Hometown: Meru, Kenya

Username: karelds


I’m an independent data scientist.

What motivated you to compete in this challenge?

I recently participated in a similar competition where the task was to build a face recognition model for turtles. I hoped to apply the lessons learned here.

Summary of approach

I started out with a simple classification approach - ImageNet pretrained EfficientNet noisy student model, with label smoothing loss, fastai for the training with default augmentations and one cycle lr scheduler. The training set was noisy - there were 788 unique whale IDs in the dataset, in contrast to the expected population of roughly 300 Cook Inlet belugas. After trying a few things to reduce the effect of this inconsistency, what worked best was simply dropping whale IDS with less than 4 samples. I ended up with a smaller dataset (383 classes), which surprisingly produced better results (CV and LB) than the complete dataset.
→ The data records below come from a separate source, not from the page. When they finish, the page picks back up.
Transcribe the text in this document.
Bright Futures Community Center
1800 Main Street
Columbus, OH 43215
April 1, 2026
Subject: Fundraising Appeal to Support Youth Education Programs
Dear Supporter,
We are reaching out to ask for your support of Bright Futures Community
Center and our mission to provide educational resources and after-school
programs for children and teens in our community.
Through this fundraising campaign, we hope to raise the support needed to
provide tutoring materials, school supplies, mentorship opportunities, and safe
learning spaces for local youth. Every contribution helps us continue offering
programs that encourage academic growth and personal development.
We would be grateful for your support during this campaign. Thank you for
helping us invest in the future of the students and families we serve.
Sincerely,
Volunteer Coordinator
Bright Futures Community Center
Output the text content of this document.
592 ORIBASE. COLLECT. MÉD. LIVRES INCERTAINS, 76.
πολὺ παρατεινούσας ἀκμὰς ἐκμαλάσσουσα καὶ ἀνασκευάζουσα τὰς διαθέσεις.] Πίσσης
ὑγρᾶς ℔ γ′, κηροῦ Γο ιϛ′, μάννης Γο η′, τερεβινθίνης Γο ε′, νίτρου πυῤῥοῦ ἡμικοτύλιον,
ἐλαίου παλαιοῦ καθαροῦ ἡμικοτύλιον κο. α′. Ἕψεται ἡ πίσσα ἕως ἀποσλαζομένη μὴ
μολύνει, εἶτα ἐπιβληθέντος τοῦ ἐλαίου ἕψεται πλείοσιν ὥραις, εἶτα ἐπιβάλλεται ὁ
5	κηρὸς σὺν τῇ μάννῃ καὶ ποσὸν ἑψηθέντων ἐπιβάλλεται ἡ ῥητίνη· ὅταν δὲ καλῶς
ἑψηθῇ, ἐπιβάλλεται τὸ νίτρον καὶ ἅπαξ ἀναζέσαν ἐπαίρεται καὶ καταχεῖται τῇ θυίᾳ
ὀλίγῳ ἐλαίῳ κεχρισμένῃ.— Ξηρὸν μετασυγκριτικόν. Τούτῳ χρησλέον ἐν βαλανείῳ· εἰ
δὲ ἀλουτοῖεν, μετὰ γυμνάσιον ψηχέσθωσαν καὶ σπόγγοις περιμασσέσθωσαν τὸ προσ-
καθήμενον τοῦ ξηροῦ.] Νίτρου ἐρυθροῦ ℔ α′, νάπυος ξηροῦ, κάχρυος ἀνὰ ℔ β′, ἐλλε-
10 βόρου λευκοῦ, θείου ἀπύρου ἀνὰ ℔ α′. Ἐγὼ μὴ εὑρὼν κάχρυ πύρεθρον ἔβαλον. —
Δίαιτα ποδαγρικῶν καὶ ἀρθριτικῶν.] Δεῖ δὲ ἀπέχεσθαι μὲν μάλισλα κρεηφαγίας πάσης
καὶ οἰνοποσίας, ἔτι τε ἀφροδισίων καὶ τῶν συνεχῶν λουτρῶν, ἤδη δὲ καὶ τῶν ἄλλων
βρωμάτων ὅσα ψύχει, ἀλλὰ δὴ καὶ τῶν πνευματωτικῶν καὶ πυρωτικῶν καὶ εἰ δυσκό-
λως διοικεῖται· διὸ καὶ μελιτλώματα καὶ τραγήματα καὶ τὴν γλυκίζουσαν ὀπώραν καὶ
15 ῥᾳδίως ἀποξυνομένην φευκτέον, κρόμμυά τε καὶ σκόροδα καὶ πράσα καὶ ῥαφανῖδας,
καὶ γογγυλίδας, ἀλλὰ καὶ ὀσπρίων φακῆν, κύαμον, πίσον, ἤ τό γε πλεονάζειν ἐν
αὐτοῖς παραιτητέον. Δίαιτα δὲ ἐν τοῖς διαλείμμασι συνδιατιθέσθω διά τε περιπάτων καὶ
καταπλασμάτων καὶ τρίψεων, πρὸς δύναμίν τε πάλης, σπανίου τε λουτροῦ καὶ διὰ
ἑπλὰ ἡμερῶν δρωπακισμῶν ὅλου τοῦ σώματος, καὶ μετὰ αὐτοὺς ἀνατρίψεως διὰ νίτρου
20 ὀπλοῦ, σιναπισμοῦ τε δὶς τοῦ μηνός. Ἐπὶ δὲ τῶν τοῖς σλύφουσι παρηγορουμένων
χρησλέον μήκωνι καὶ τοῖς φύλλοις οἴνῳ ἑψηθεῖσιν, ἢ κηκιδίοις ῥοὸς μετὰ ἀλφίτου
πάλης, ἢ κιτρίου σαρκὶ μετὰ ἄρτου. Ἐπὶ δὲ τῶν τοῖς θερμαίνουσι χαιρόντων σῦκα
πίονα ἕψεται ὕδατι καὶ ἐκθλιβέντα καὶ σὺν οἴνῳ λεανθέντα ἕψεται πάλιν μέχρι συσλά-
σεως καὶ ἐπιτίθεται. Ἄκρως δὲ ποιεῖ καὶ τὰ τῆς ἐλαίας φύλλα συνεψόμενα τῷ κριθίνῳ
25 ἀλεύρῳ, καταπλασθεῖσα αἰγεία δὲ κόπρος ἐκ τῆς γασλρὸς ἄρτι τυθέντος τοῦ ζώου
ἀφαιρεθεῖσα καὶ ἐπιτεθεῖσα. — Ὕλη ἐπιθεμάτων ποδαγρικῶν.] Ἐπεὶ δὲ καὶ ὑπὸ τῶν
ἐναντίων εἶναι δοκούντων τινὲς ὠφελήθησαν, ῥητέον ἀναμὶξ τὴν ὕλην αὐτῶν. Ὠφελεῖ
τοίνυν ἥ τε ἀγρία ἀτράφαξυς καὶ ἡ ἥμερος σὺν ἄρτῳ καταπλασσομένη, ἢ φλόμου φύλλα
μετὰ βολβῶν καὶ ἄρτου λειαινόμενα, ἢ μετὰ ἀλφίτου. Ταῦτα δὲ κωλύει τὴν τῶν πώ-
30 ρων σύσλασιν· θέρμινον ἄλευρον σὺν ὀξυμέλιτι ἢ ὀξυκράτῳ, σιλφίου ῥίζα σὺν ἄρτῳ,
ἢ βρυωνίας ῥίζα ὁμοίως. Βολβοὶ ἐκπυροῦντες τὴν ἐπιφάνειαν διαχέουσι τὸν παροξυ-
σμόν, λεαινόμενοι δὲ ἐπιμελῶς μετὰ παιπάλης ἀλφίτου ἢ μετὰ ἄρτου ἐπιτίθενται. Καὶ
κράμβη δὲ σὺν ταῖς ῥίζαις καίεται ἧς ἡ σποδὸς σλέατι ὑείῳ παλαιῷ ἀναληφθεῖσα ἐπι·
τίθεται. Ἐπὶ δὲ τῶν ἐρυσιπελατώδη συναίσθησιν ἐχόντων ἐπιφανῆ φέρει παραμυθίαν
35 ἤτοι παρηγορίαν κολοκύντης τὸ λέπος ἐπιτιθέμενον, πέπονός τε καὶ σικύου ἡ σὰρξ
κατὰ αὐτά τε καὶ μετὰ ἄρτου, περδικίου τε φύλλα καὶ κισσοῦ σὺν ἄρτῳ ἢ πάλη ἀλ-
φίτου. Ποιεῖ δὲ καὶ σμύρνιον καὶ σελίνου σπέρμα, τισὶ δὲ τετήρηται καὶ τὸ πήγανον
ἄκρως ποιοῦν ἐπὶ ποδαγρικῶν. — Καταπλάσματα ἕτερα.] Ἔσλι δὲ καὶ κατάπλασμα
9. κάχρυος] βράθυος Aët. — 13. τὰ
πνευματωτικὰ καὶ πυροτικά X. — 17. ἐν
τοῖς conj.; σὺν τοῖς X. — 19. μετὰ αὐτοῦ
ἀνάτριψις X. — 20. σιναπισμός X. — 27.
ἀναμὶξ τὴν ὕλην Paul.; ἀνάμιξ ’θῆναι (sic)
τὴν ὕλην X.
I came across the Deep Orthogonal Local and Global (DOLG) framework, which has been successful in recent image retrieval competitions. I used models and weights from the classification step as backbone for the DOLG framework, switched the loss function to ArcFace with adaptive margins and trained with discriminative learning rates.

My final solution was an ensemble of 15 models (3 x 5 fold cv), trained with different image sizes and on different subsets of the dataset. During inference, I applied horizontal flip augmentation, which slightly boosted the score.

Thanks to all the participants and to our winners! Special thanks to our partners at the Bureau of Ocean Energy Management (BOEM), NOAA Fisheries and Wild Me for enabling this important and interesting challenge and for providing the data to make it possible!